If you've been preparing for a Google or Meta ML engineering interview, the Atlassian loop will feel both more practical and more idiosyncratic. The classical algorithm round is similar - LeetCode mediums, talk through your reasoning, write clean code. But Atlassian will also ask you to implement an ML algorithm from scratch in NumPy, debug an underperforming model with you as the only engineer in the room, and pass a dedicated Values round that has cost technically-strong candidates the offer.
This guide walks through five representative problems from the Atlassian ML engineer loop, how the ML system design round works, and the level differentiation between P4, P5, and P6 for ML roles.

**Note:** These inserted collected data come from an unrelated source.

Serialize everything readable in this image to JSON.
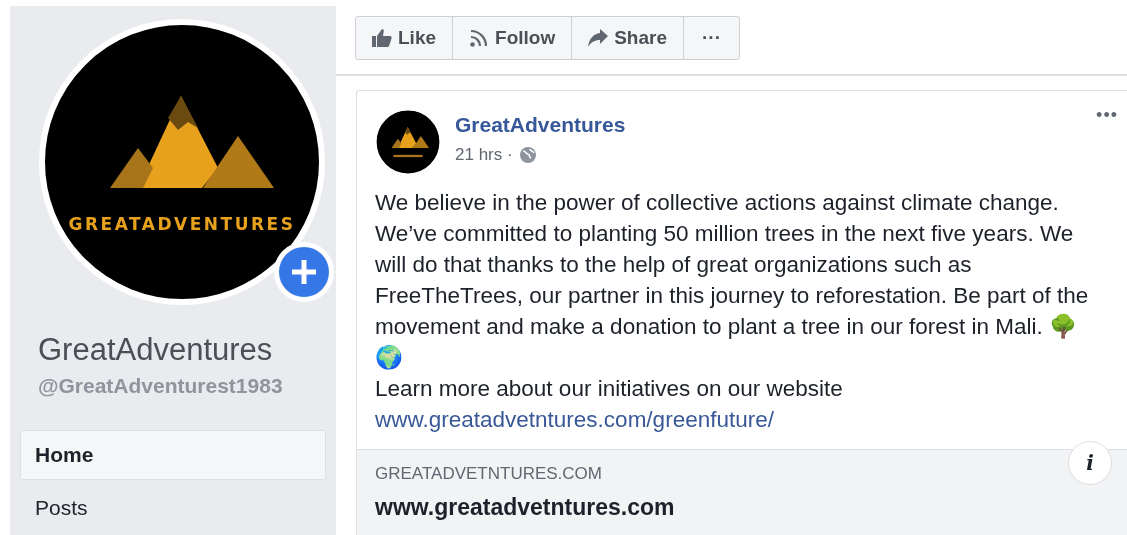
{
  "profile": {
    "logo_text": "GREATADVENTURES",
    "name": "GreatAdventures",
    "handle": "@GreatAdventurest1983"
  },
  "nav": [
    {
      "label": "Home",
      "selected": true
    },
    {
      "label": "Posts",
      "selected": false
    }
  ],
  "actions": [
    {
      "kind": "like",
      "label": "Like"
    },
    {
      "kind": "follow",
      "label": "Follow"
    },
    {
      "kind": "share",
      "label": "Share"
    },
    {
      "kind": "more",
      "label": "···"
    }
  ],
  "post": {
    "author": "GreatAdventures",
    "time": "21 hrs ·",
    "more": "•••",
    "body": "We believe in the power of collective actions against climate change. We’ve committed to planting 50 million trees in the next five years. We will do that thanks to the help of great organizations such as FreeTheTrees, our partner in this journey to reforestation. Be part of the movement and make a donation to plant a tree in our forest in Mali. 🌳",
    "globe": "🌍",
    "learn_more": "Learn more about our initiatives on our website",
    "link": "www.greatadvetntures.com/greenfuture/",
    "preview": {
      "domain": "GREATADVETNTURES.COM",
      "title": "www.greatadvetntures.com",
      "info": "i"
    }
  }
}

How Atlassian's ML loop differs from the rest
Three notable structural choices:
1. Implement-from-scratch is mandatory. At Google or Meta you can typically pass an ML interview using pseudo-code and discussing your approach. Atlassian requires at least one round where you write working NumPy code from a blank file. K-means, linear regression with gradient descent, or a recommendation algorithm using collaborative filtering are the three most common asks. No scikit-learn, no PyTorch.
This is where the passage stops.